Десница не видел, как открылась дверь и в бар вошел Джек Фаррелл. Он слышал только мощный голос Карузо, озвучивавший душевные страдания Канио. На последней ноте он механически поднял обе руки, чтобы поаплодировать.
— И не опускай их! — рявкнул Джек Фаррелл. Десница вскинул голову, чтобы увидеть нацеленный на него револьвер сорок пятого калибра, который держала крепкая, в веснушках, ирландская рука. — Не опускай их, итальяшка!
Его опытные пальцы прошлись по пальто Десницы, достали оба пистолета, из кармана и из плечевой кобуры, а потом Фаррелл рассмеялся прямо в смуглое лицо:
— Нет слабого места, так? Не позволишь себя ущипнуть? Убьешь любого, кто тебя ущипнет, да? — Он защелкнул стальные браслеты на запястьях Десницы. — Теперь можешь их опустить. Теперь у нас на них много чего есть, и Роки может без риска для себя рассказать все, что ему известно о Скотти Дункане.

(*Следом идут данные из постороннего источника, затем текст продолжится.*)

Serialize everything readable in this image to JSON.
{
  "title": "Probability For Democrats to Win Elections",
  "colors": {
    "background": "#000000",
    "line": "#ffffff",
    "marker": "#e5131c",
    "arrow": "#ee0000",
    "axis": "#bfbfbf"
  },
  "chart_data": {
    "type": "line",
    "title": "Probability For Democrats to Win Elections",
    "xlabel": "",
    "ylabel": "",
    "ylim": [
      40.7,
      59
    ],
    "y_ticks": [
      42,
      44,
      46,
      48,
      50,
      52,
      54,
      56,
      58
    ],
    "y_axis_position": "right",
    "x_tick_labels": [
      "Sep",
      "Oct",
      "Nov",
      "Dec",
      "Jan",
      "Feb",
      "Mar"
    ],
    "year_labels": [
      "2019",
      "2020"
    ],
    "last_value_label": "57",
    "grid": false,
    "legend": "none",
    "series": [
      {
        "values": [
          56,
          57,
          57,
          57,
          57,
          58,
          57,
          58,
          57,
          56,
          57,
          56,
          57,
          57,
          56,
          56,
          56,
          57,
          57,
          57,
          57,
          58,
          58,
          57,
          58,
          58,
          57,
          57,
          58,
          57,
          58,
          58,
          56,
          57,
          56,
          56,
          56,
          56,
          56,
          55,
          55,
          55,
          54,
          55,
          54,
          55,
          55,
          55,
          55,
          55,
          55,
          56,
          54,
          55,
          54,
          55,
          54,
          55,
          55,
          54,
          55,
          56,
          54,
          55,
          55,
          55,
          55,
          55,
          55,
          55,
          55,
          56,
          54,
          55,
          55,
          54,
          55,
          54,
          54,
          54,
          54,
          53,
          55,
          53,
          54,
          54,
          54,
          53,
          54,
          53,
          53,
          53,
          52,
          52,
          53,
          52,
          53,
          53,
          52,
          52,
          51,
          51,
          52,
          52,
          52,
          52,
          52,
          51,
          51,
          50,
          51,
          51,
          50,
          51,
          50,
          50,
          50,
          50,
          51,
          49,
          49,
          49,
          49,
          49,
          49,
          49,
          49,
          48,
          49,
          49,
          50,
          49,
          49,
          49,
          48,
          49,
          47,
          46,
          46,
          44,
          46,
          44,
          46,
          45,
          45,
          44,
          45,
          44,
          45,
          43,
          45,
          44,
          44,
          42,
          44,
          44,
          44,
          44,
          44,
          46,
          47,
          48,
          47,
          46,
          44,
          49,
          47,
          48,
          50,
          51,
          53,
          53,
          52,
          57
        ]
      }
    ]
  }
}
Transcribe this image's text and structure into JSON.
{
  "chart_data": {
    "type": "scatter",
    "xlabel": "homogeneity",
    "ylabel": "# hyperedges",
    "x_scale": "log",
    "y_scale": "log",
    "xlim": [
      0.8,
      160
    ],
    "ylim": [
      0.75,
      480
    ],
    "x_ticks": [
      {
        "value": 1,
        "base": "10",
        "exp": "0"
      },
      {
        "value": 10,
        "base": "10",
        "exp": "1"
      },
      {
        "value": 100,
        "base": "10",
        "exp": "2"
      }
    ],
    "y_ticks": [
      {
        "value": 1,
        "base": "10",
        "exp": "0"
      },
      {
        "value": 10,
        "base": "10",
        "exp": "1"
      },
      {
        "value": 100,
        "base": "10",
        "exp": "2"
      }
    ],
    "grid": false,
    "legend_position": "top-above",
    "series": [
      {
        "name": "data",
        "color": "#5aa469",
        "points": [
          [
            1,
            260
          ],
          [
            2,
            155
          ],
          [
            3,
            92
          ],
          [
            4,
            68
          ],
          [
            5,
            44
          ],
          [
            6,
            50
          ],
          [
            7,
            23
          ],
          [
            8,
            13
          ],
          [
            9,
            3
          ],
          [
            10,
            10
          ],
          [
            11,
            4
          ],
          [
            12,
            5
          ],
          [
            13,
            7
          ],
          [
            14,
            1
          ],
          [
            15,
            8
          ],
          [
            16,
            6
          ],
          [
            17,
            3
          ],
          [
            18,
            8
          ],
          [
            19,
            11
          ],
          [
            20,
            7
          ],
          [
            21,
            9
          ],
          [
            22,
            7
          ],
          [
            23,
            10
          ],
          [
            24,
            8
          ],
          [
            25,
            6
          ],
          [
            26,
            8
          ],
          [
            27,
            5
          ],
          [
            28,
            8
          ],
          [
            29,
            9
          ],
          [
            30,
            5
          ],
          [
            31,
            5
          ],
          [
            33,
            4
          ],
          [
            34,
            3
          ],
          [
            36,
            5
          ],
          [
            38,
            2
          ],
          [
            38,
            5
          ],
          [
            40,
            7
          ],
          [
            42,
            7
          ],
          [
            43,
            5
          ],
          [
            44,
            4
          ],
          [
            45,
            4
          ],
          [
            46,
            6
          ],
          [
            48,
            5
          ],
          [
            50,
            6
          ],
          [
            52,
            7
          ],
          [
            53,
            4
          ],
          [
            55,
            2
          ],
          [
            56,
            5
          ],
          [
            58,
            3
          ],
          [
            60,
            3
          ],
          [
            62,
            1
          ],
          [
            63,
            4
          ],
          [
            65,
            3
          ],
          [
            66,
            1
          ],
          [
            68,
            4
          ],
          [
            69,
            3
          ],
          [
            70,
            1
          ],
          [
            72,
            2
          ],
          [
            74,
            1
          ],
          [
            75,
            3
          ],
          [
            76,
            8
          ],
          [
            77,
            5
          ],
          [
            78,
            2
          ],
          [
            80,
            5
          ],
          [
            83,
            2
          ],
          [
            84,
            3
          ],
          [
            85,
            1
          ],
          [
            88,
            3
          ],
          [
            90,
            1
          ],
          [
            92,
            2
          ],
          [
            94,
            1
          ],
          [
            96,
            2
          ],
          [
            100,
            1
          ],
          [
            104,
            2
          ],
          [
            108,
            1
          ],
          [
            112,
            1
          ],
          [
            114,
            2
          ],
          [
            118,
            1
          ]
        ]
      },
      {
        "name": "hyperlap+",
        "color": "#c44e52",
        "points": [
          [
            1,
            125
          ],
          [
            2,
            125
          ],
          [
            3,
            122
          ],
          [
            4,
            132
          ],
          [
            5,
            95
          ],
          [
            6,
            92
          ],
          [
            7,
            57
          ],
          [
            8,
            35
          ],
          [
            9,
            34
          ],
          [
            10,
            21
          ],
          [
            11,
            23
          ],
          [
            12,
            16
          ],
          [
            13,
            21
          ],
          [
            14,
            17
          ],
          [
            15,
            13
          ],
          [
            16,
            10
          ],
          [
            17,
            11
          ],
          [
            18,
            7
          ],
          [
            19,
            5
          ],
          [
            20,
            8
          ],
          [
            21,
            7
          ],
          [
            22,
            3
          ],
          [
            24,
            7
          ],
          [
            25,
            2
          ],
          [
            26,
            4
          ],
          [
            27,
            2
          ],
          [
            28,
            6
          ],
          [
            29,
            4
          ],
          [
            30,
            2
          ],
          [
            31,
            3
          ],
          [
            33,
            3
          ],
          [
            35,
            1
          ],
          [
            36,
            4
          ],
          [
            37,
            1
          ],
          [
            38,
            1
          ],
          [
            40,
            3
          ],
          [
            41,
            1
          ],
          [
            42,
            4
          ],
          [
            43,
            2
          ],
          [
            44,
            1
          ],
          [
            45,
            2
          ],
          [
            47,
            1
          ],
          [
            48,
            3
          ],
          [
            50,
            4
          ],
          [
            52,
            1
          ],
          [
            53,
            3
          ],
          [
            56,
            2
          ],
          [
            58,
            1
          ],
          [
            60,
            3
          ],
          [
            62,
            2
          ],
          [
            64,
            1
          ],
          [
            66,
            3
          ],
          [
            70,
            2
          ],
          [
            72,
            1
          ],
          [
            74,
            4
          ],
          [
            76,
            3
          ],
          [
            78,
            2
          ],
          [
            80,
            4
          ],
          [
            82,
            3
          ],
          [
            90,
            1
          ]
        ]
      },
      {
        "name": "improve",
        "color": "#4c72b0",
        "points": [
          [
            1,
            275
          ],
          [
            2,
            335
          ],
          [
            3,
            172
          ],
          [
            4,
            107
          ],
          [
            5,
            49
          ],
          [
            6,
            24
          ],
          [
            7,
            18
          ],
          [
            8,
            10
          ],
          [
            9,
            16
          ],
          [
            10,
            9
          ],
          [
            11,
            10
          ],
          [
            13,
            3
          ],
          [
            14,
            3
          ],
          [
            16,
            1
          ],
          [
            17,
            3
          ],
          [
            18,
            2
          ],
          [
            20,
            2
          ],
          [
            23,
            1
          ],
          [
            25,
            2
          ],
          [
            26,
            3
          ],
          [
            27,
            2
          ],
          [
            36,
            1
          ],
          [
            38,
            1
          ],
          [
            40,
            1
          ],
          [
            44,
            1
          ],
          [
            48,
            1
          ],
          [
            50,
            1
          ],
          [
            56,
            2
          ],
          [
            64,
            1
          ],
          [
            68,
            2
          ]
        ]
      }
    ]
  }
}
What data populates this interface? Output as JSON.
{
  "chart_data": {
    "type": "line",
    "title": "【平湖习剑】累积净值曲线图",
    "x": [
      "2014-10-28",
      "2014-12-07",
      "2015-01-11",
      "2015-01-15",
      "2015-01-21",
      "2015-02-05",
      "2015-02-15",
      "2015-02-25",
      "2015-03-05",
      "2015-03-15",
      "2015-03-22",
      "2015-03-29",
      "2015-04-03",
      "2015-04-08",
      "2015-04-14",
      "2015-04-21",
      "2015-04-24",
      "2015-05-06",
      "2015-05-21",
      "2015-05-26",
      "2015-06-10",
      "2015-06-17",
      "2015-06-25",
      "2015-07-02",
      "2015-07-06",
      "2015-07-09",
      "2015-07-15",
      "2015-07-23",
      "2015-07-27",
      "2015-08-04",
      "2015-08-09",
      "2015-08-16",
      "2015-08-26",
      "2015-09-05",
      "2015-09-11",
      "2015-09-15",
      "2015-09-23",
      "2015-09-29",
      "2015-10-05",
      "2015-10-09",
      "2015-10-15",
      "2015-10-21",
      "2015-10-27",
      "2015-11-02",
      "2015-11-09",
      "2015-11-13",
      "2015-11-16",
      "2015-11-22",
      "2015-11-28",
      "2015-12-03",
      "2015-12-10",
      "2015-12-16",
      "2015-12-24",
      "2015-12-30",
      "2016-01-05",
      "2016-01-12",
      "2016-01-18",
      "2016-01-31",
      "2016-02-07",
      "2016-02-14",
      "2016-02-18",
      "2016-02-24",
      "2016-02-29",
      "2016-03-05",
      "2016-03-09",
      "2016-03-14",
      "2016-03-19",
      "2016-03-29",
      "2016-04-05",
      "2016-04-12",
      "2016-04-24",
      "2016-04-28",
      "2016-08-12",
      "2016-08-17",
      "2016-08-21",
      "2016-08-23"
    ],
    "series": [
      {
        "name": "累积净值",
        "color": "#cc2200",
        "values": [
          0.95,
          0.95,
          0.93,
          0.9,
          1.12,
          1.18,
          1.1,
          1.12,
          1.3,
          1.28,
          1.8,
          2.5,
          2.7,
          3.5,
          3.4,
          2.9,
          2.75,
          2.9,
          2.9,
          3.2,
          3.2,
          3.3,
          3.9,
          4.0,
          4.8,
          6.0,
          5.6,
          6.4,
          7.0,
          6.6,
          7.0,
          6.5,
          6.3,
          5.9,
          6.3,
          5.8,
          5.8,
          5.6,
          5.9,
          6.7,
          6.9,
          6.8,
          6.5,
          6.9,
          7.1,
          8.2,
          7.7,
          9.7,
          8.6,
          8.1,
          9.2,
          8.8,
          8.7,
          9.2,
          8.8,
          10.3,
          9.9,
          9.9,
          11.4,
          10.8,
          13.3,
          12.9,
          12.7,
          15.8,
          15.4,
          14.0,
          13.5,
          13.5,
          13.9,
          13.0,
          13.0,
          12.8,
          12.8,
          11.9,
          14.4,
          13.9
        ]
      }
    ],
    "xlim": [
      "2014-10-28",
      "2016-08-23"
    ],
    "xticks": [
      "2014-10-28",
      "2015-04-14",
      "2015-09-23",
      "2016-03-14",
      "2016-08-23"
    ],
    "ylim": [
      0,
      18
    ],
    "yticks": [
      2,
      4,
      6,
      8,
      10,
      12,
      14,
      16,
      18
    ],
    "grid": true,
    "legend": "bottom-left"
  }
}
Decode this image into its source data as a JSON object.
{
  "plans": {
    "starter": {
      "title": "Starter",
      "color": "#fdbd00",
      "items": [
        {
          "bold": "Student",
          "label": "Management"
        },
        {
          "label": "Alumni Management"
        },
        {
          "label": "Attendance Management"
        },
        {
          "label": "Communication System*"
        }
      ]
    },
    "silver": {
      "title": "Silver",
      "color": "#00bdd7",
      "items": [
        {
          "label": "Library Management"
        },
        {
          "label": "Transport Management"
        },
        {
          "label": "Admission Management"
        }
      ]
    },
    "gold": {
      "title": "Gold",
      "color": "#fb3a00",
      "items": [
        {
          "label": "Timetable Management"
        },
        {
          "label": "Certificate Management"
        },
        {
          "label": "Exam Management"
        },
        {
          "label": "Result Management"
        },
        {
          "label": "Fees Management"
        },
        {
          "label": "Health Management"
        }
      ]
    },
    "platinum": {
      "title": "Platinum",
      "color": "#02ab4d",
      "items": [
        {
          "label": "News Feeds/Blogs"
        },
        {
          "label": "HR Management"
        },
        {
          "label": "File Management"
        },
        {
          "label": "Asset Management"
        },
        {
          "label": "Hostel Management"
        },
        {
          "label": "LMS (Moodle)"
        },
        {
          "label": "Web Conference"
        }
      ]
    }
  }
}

Десница Эванс застыл, как памятник, глядя на Фаррелла с ненавистью гремучей змеи, которой перебили позвоночник.
— У тебя не было слабого места, — продолжал Фаррелл, широко улыбаясь. — Выпивка тебя не брала. Женщины прельщали не больше, чем игральные автоматы. И завтра ты собирался меня убить. Но слабое место у тебя все-таки нашлось. Твоя настоящая фамилия Гуардалабене, так? — Десница с момента ареста не произнес ни слова, вся распирающая его ненависть сосредоточилась в глазах. Лицо оставалось каменным.
— Его фамилия Гуардалабене, Роки, — повернулся к бармену Фаррелл. — И от кармана его руку мог оторвать только голос того итальяшки. И твоей «эшиллесовой пятой», мистер Гуардалабене, оказалась музыка. Позвони в участок, Роки, пожалуйста.